What are technical indicators?
Technical indicators are visual tools that use calculations to determine price elements. There are four types of them depending of where your market interest is:
- Trend indicators
Trend indicators are designed to identify and follow the trend of a currency pair. Merchants earn large sums of money when markets are trending. That is why it is necessary to distinguish between situations when a currency pair is in trend and when it is in consolidation, the most popular among forex traders is MACD.
- MACD – Moving Averages’ Convergence or Divergence.
One of the most popular technical indicators, the MACD is used to find alterations related to the strength of a trend and price direction. The indicator is based on two 12-26 periods (2 weeks – 1 month), which represent two moving averages. MACD are better used in 1 day timeframes.
MACD is composed of 3 elements:
- MACD Line, showing the difference between the 12-26 periods’ moving averages.
- Signal line, the same MACD line but smoothed with a SMA of 9 periods.
- Histogram, which is the difference between the line of the MACD and the line’s signal, used to recognize divergences.
- Momentum indicators
These types of indicators help you determine an oversold or overbought market in which reversals are almost imminent. The most popular momentum indicator at present is the RSI.
- RSI – Relative strength index
The Relative Strength Index’s function is to calculate moving averages, whether they’re exponential or simple, parting from past trends’ closing prices. Said moving averages are shown in a spectrum from 0 to 100.
It is said that a market is overbought when the RSI surpasses the level of 70. However, if the indicator dips below the 30th level, the market is probably oversold. In overbought conditions, sales orders are made; conversely, in oversold situations, purchases are made.
In the same way, RSI allows for the trade of divergences; this means that a possible sale signal is when prices keep going up while the indicator stays down.
- Volatility indicators
Among the Forex indicators it is possible to find the volatility indicators, which are responsible for monitoring the changes in currency prices to make comparisons with past figures. The main indicators in this category are True Average Range, or ATR, and Bollinger Bands.
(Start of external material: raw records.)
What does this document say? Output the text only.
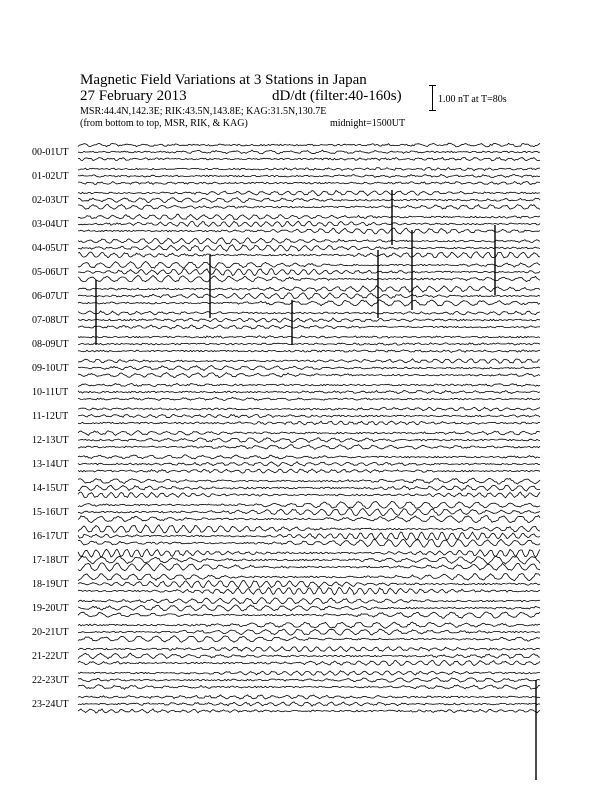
Magnetic Field Variations at 3 Stations in Japan
27 February 2013	dD/dt (filter:40-160s)
MSR:44.4N,142.3E; RIK:43.5N,143.8E; KAG:31.5N,130.7E
(from bottom to top, MSR, RIK, & KAG)	midnight=1500UT
1.00 nT at T=80s
00-01UT
01-02UT
02-03UT
03-04UT
04-05UT
05-06UT
06-07UT
07-08UT
08-09UT
09-10UT
10-11UT
11-12UT
12-13UT
13-14UT
14-15UT
15-16UT
16-17UT
17-18UT
18-19UT
19-20UT
20-21UT
21-22UT
22-23UT
23-24UT
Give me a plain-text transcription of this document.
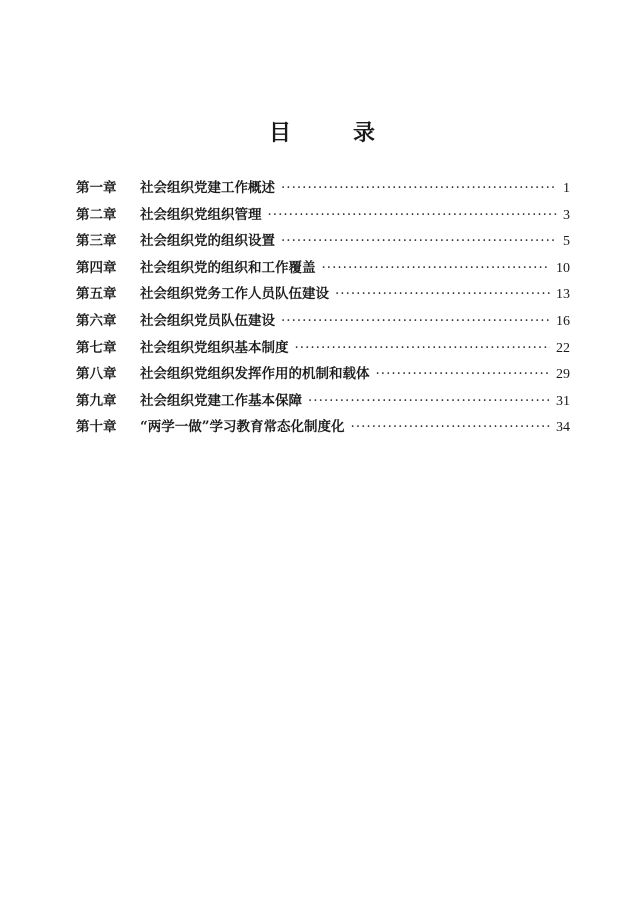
目　录
第一章	社会组织党建工作概述 ·····	1
第二章	社会组织党组织管理 ·····	3
第三章	社会组织党的组织设置 ·····	5
第四章	社会组织党的组织和工作覆盖 ·····	10
第五章	社会组织党务工作人员队伍建设 ·····	13
第六章	社会组织党员队伍建设 ·····	16
第七章	社会组织党组织基本制度 ·····	22
第八章	社会组织党组织发挥作用的机制和载体 ·····	29
第九章	社会组织党建工作基本保障 ·····	31
第十章	“两学一做”学习教育常态化制度化 ·····	34
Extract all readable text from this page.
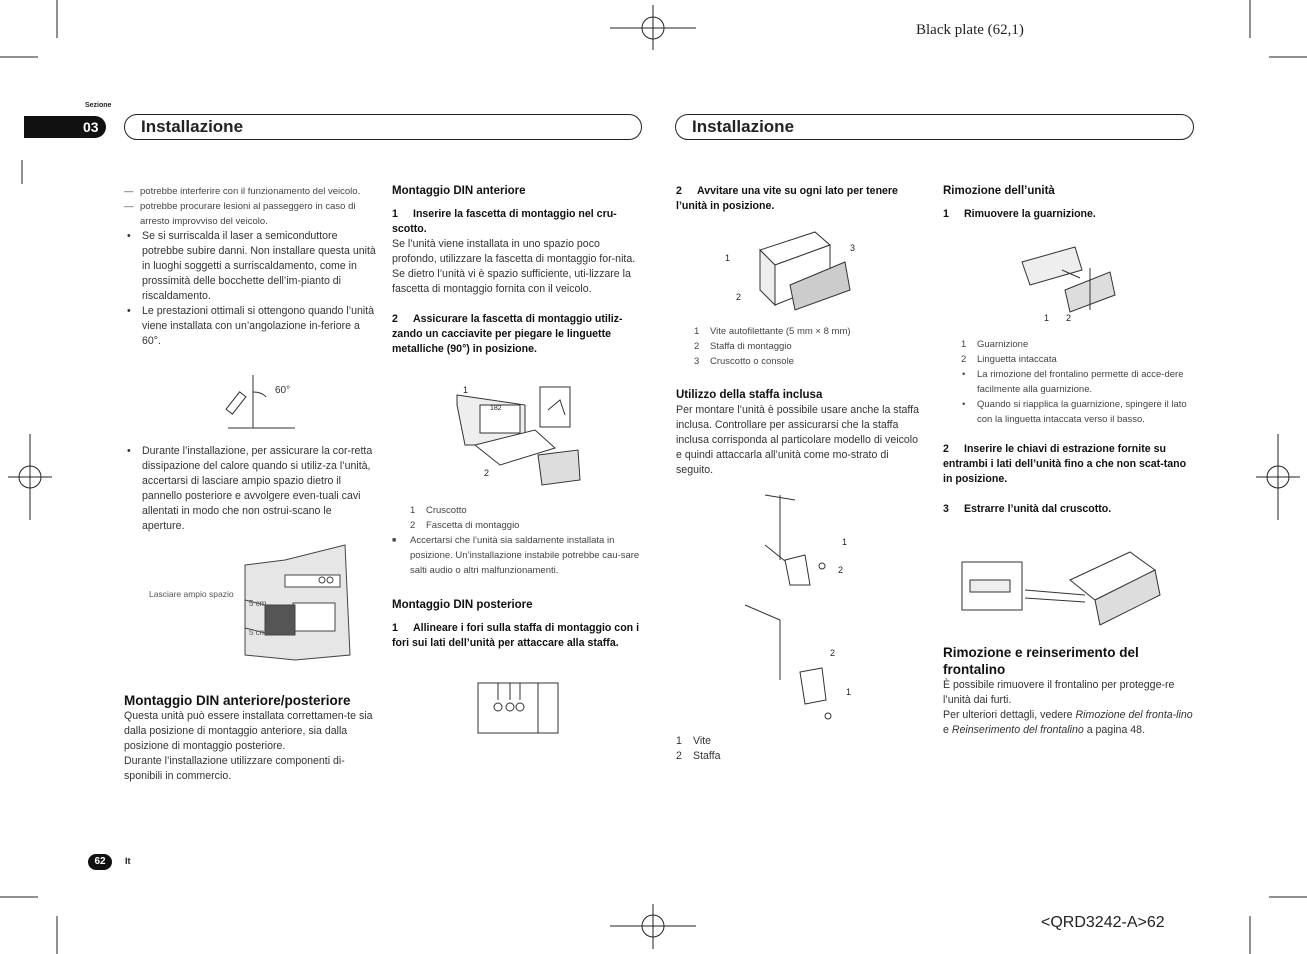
Black plate (62,1)
Sezione
03	Installazione	Installazione
— potrebbe interferire con il funzionamento del veicolo.
— potrebbe procurare lesioni al passeggero in caso di arresto improvviso del veicolo.
• Se si surriscalda il laser a semiconduttore potrebbe subire danni. Non installare questa unità in luoghi soggetti a surriscaldamento, come in prossimità delle bocchette dell’im-pianto di riscaldamento.
• Le prestazioni ottimali si ottengono quando l’unità viene installata con un’angolazione in-feriore a 60°.
60°
• Durante l’installazione, per assicurare la cor-retta dissipazione del calore quando si utiliz-za l’unità, accertarsi di lasciare ampio spazio dietro il pannello posteriore e avvolgere even-tuali cavi allentati in modo che non ostrui-scano le aperture.
Lasciare ampio spazio
5 cm
5 cm
Montaggio DIN anteriore/posteriore
Questa unità può essere installata correttamen-te sia dalla posizione di montaggio anteriore, sia dalla posizione di montaggio posteriore.
Durante l’installazione utilizzare componenti di-sponibili in commercio.
Montaggio DIN anteriore
1 Inserire la fascetta di montaggio nel cru-scotto.
Se l’unità viene installata in uno spazio poco profondo, utilizzare la fascetta di montaggio for-nita. Se dietro l’unità vi è spazio sufficiente, uti-lizzare la fascetta di montaggio fornita con il veicolo.
2 Assicurare la fascetta di montaggio utiliz-zando un cacciavite per piegare le linguette metalliche (90°) in posizione.
182
1 Cruscotto
2 Fascetta di montaggio
■ Accertarsi che l’unità sia saldamente installata in posizione. Un’installazione instabile potrebbe cau-sare salti audio o altri malfunzionamenti.
Montaggio DIN posteriore
1 Allineare i fori sulla staffa di montaggio con i fori sui lati dell’unità per attaccare alla staffa.
2 Avvitare una vite su ogni lato per tenere l’unità in posizione.
1 Vite autofilettante (5 mm × 8 mm)
2 Staffa di montaggio
3 Cruscotto o console
Utilizzo della staffa inclusa
Per montare l’unità è possibile usare anche la staffa inclusa. Controllare per assicurarsi che la staffa inclusa corrisponda al particolare modello di veicolo e quindi attaccarla all’unità come mo-strato di seguito.
1 Vite
2 Staffa
Rimozione dell’unità
1 Rimuovere la guarnizione.
1 Guarnizione
2 Linguetta intaccata
• La rimozione del frontalino permette di acce-dere facilmente alla guarnizione.
• Quando si riapplica la guarnizione, spingere il lato con la linguetta intaccata verso il basso.
2 Inserire le chiavi di estrazione fornite su entrambi i lati dell’unità fino a che non scat-tano in posizione.
3 Estrarre l’unità dal cruscotto.
Rimozione e reinserimento del frontalino
È possibile rimuovere il frontalino per protegge-re l’unità dai furti.
Per ulteriori dettagli, vedere Rimozione del fronta-lino e Reinserimento del frontalino a pagina 48.
1
2
1
2
3
1
2
2
1
1 2
62	It
<QRD3242-A>62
- ATR – Average True Range.
The indicator is calculated by subtracting the current day’s high and low to obtain the range. The “true range” is what includes the previous day’s closing price, and an exponential moving average of the aforementioned range is what makes the “true average range”.
This indicator subtracts the highest value from the current day’s height minus its low. Secondly, it takes the highest value from the subtraction of a current’s high value minus the previous’ day closing price. Lastly, the highest value from the subtraction of the current low’s absolute value minus the previous day’s closing price.
The sign of greater market volatility is given by the relevant discrepancies between said three values.
- Bands of Bollinger
Bollinger bands are formed by two lines which deviate in a standard way; they are some of the most popular technical indicators. They function as support and resistance levels which work dynamically.
Citing the creator of Bollinger bands, whenever a price grazes one of the bands, the trend will probably change soon.
- Volume indicators
The volume of transactions can be measured in some financial markets, such futures for currencies and futures, depending on their respective features. Nevertheless, FOREX being an OTC market makes it impossible for said numbers to be calculated.
In other words, markets where the operations don’t occur on a fixed location can’t have their volumes calculated.
What this entails is that volume indicators in FOREX work using a broker’s information. As such, they can’t be taken as the figures for the entire industry.
- OBV – Balance of volumes
OBV is the most popular indicator for FOREX among FOREX traders.
It measures the increase or decrease in a currency’s volume when related to its price. This indicator is based on the principle that alterations in transaction volume can be taken as a signal for changes in the overall price direction.
While these are some of the main indicators in FOREX, it is important that you understand that there are others which may better suit your practices. Just keep in mind that they are only indicators, not prompts for you to act immediately.